OCTET STRING [HEX DUMP]:5F43E5B1BFF8788CAC1CC7CA4A9AC6222BCC34C6 SET SEQUENCE OBJECT :1.3.6.1.4.1.311.10.11.104 SET OCTET STRING SEQUENCE OBJECT :1.3.6.1.4.1.311.10.11.126 SET OCTET STRING [HEX DUMP]:0080C82B6886D701 SEQUENCE OBJECT :1.3.6.1.4.1.311.10.11.127 SET OCTET STRING [HEX DUMP]:300A06082B06010505070303 SEQUENCE OBJECT :1.3.6.1.4.1.311.10.11.29 SET OCTET STRING [HEX DUMP]:CBB63E347AD7916D1400F32B391E6451 SEQUENCE OBJECT :1.3.6.1.4.1.311.10.11.20 SET OCTET STRING [HEX DUMP]:B6087B0D7ACCAC204C8656325ECFAB6E852D7057 SEQUENCE OBJECT :1.3.6.1.4.1.311.10.11.98 SET OCTET STRING [HEX DUMP]:960ADF0063E96356750C2965DD0A0867DA0B9CBD6E77714AEAFB2349AB393DA3 SEQUENCE OBJECT :1.3.6.1.4.1.311.10.11.83 SET OCTET STRING [HEX DUMP]:30223020060A2B06010401B13E01640130123010060A2B0601040182373C0101030200C0 SEQUENCE OBJECT :1.3.6.1.4.1.311.10.11.11 SET OCTET STRING [HEX DUMP]:4300790062006500720074007200750073007400200047006C006F00620061006C00200052006F006F0074000000 SEQUENCE OBJECT :1.3.6.1.4.1.311.10.11.9 SET OCTET STRING [HEX DUMP]:303206082B0601050507030206082B0601050507030306082B0601050507030406082B0601050507030106082B06010505070308
So let's imagine that it's still 2021 and I've just visited a website with a server certificate with this Cybertrust certificate as its root.
Now we could just iterate through all of the certificates already installed on the system and check the signature, but that'd be very expensive. Instead, TLS clients (not just Windows), prefer to first try and find the best matching certificate before performing the expensive cryptographic operations.
There are two ways to go about this: the subject/authority key identifier and the subject/issuer name. The key identifier is a quick and easy way for certificates to say who issued them (using the issuer key identifier), and for certificates to identify their associated keys (subject key identifier). One advantage of using key identifiers is that you can cross-sign a certificate (two different certificates with the same private key). Because there are no requirements about what content the identifier actually is, this makes for very straightforward byte comparison operations.

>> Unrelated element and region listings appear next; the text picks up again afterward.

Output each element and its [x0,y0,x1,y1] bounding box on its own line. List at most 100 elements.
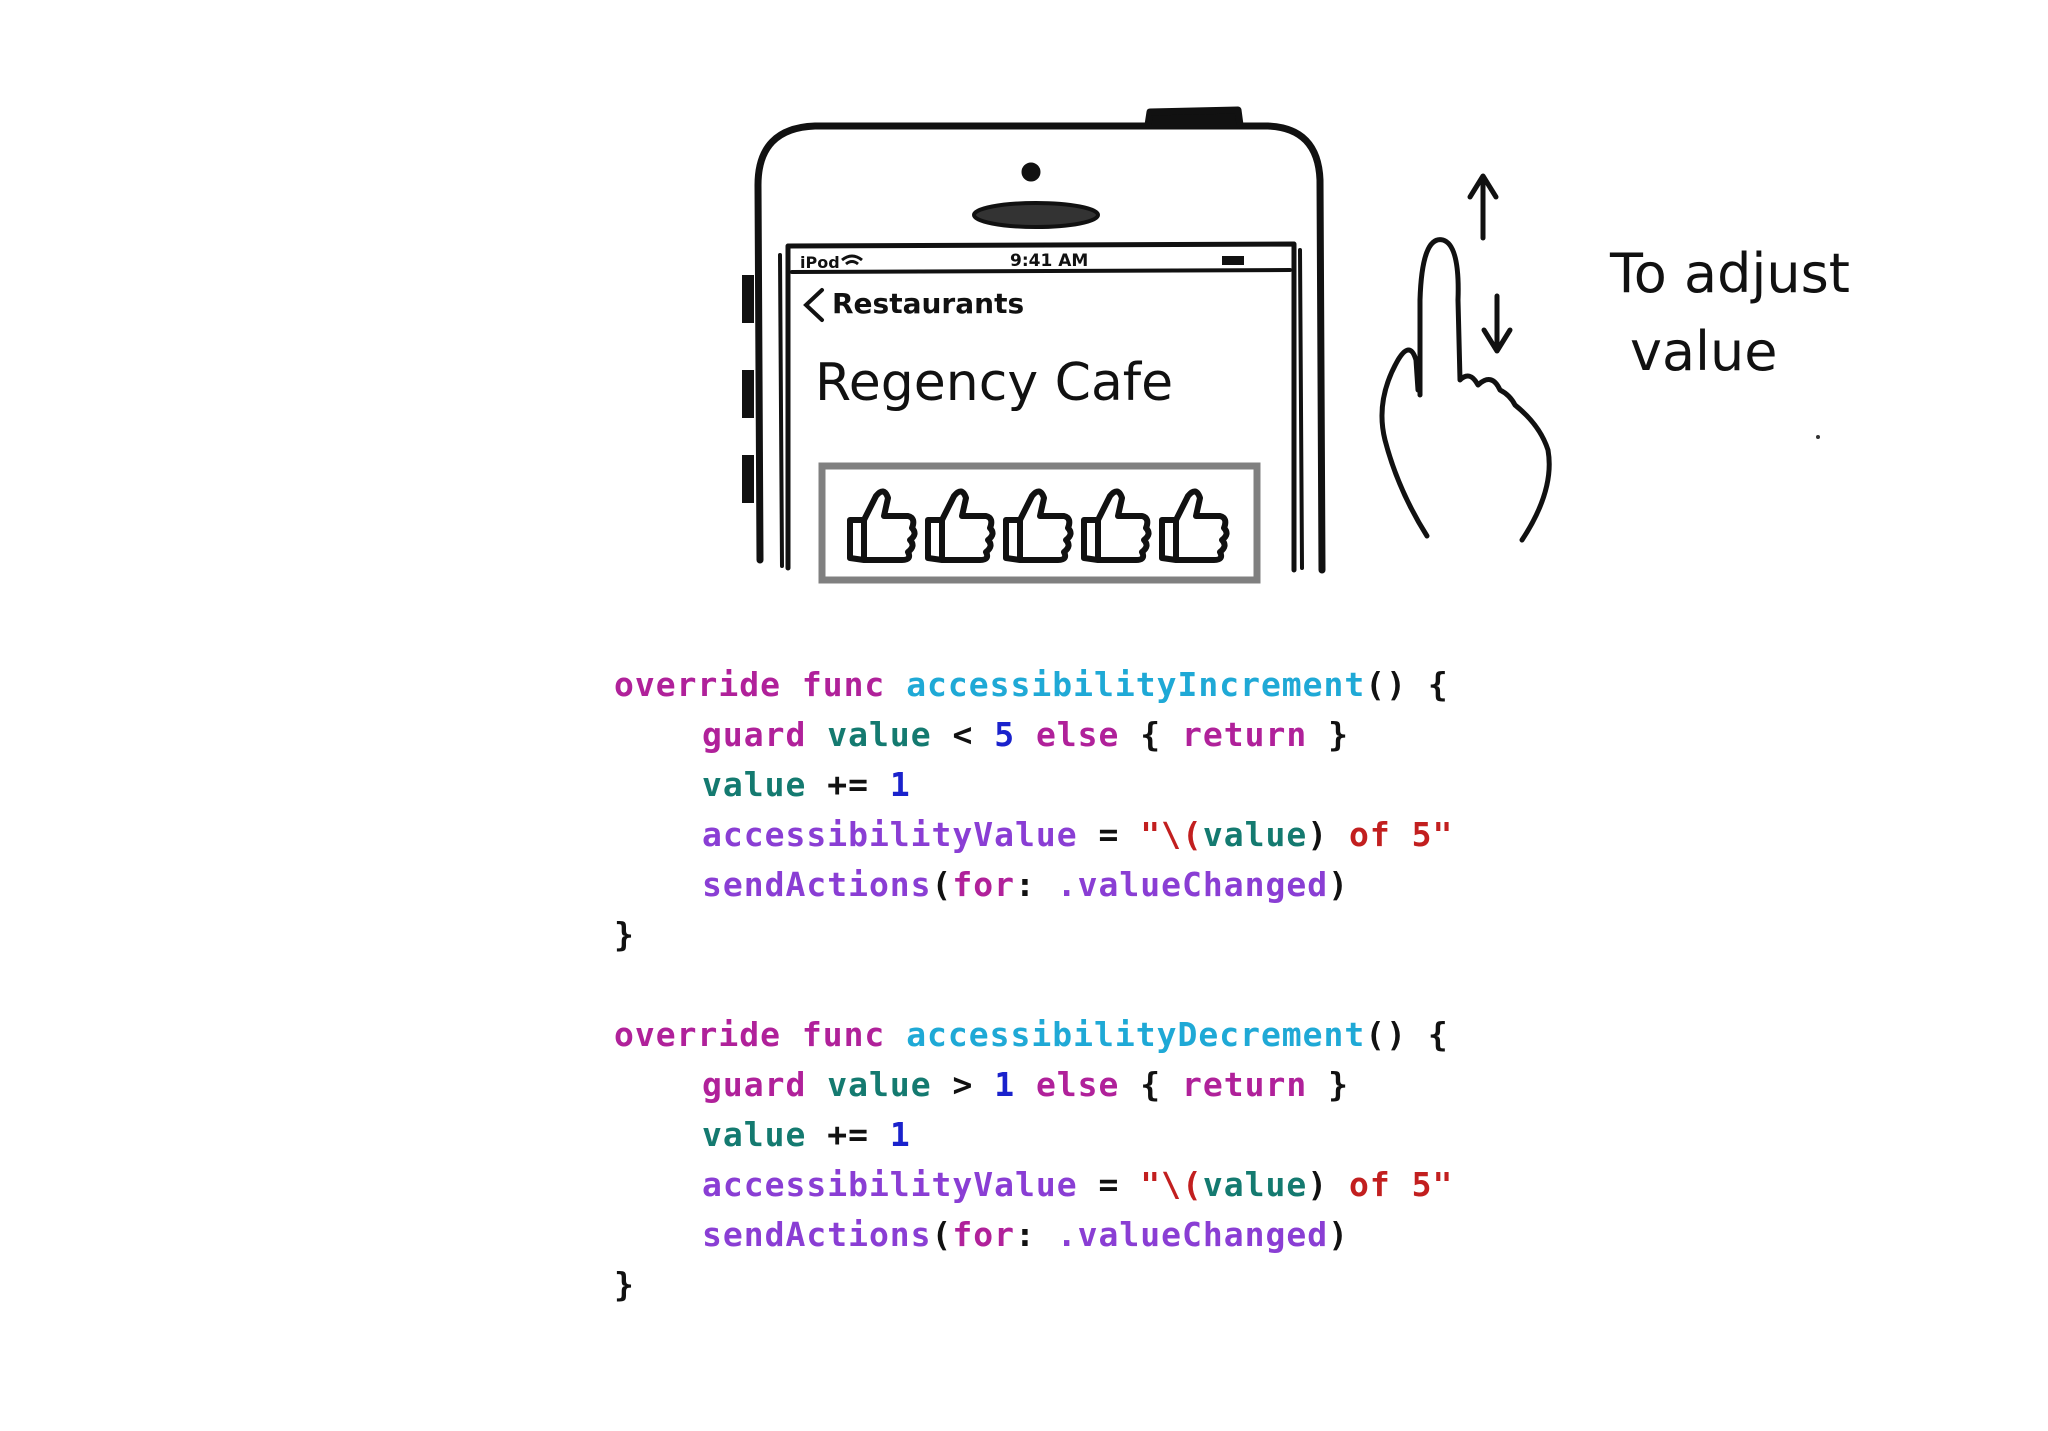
code-line: sendActions(for: .valueChanged) [614,860,1614,910]
finger-swipe-up-down-icon [1379,173,1552,543]
operator: > [952,1065,974,1104]
operator: += [827,765,869,804]
number: 1 [994,1065,1016,1104]
identifier: value [1202,1165,1308,1204]
punctuation: ) [1307,1165,1329,1204]
restaurant-title: Regency Cafe [815,353,1173,413]
string: "\( [1140,815,1203,854]
keyword: guard [702,715,807,754]
punctuation: } [614,915,635,954]
function-name: accessibilityIncrement [906,665,1366,704]
punctuation: () { [1365,665,1449,704]
code-line: override func accessibilityIncrement() { [614,660,1614,710]
status-time: 9:41 AM [1010,251,1088,271]
back-chevron-icon [803,288,824,322]
punctuation: } [1328,1065,1350,1104]
punctuation: } [1328,715,1350,754]
number: 1 [889,1115,911,1154]
thumb-outline [1081,488,1152,563]
punctuation: { [1140,715,1162,754]
number: 5 [994,715,1016,754]
phone-gesture-sketch: iPod 9:41 AM Restaurants Regency Cafe To… [742,106,1850,584]
code-line: } [614,910,1614,960]
keyword: for [952,865,1016,904]
thumb-outline [925,488,996,563]
punctuation: ) [1328,1215,1349,1254]
keyword: guard [702,1065,807,1104]
thumb-outline [847,488,918,563]
thumb-outline [1159,488,1230,563]
operator: < [952,715,974,754]
api-name: accessibilityValue [702,815,1078,854]
number: 1 [889,765,911,804]
rating-control[interactable] [818,462,1261,584]
operator: += [827,1115,869,1154]
thumbs-up-icon[interactable] [1081,488,1152,563]
code-line: override func accessibilityDecrement() { [614,1010,1614,1060]
string: 5" [1411,815,1454,854]
thumbs-up-icon[interactable] [1159,488,1230,563]
phone-camera [1021,162,1041,182]
thumbs-row [847,488,1230,563]
string: "\( [1140,1165,1203,1204]
phone-top-button [1144,106,1244,129]
punctuation: } [614,1265,635,1304]
identifier: value [1202,815,1308,854]
api-name: .valueChanged [1056,1215,1329,1254]
api-name: sendActions [702,865,932,904]
gesture-caption-line2: value [1630,320,1778,383]
keyword: func [801,1015,886,1054]
keyword: for [952,1215,1016,1254]
phone-speaker [972,201,1100,229]
back-button-label[interactable]: Restaurants [832,287,1024,320]
code-line: guard value < 5 else { return } [614,710,1614,760]
keyword: override [614,1015,781,1054]
gesture-caption-line1: To adjust [1609,242,1850,305]
identifier: value [702,765,807,804]
phone-side-button [742,455,754,503]
code-line: guard value > 1 else { return } [614,1060,1614,1110]
thumb-outline [1003,488,1074,563]
code-line: accessibilityValue = "\(value) of 5" [614,1160,1614,1210]
punctuation: ( [931,1215,953,1254]
code-line: } [614,1260,1614,1310]
punctuation: { [1140,1065,1162,1104]
identifier: value [827,715,932,754]
status-carrier: iPod [800,253,840,272]
string: of [1348,815,1391,854]
punctuation: ) [1307,815,1329,854]
code-line: value += 1 [614,760,1614,810]
punctuation: : [1015,1215,1036,1254]
api-name: accessibilityValue [702,1165,1078,1204]
wifi-icon [841,254,863,266]
punctuation: () { [1365,1015,1449,1054]
identifier: value [702,1115,807,1154]
function-name: accessibilityDecrement [906,1015,1366,1054]
identifier: value [827,1065,932,1104]
keyword: return [1182,715,1308,754]
keyword: override [614,665,781,704]
keyword: func [801,665,886,704]
keyword: return [1182,1065,1308,1104]
string: 5" [1411,1165,1454,1204]
thumbs-up-icon[interactable] [1003,488,1074,563]
operator: = [1098,815,1120,854]
api-name: sendActions [702,1215,932,1254]
string: of [1348,1165,1391,1204]
operator: = [1098,1165,1120,1204]
api-name: .valueChanged [1056,865,1329,904]
thumbs-up-icon[interactable] [847,488,918,563]
phone-side-button [742,370,754,418]
phone-side-button [742,275,754,323]
punctuation: ( [931,865,953,904]
code-listing: override func accessibilityIncrement() {… [614,660,1614,1310]
keyword: else [1035,1065,1120,1104]
thumbs-up-icon[interactable] [925,488,996,563]
stray-dot [1816,435,1820,439]
battery-icon [1222,256,1244,265]
code-line: accessibilityValue = "\(value) of 5" [614,810,1614,860]
keyword: else [1035,715,1120,754]
code-line: value += 1 [614,1110,1614,1160]
code-line: sendActions(for: .valueChanged) [614,1210,1614,1260]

However not all certificates will use key identifiers as it's not a mandatory field, therefor the subject and issuer name would be used as a fallback.
When Windows is building the certificate chain it will first query its local certificate store for a matching key identifier or name. If no match is found it then performs the same check in the authroot.stl catalog. Assuming a match is found there Windows will then download the full certificate, because remember that the authroot.stl catalog doesn't actually contain certificates.
DER-encoded certificates are served by Window Update based on their SHA-1 fingerprint:
http://ctldl.windowsupdate.com/msdownload/update/v3/static/trustedr/en/<SHA1 Fingerprint>.crt
Windows will then install this certificate in the Trusted Root Certification Authorities for future use, and continue on with chain validation.
The next time I visited this website, the certificate would already be installed in the local store, so there's no need to query for the certificate elsewhere.
Disclaimer: while I am employed at Microsoft I do not work on the Windows team. This post is not sponsored by, endorsed by, or affiliated with Microsoft. The information contained in this post is publicly available and the behaviours described are reproducible on almost any Windows device. Please don't sue me.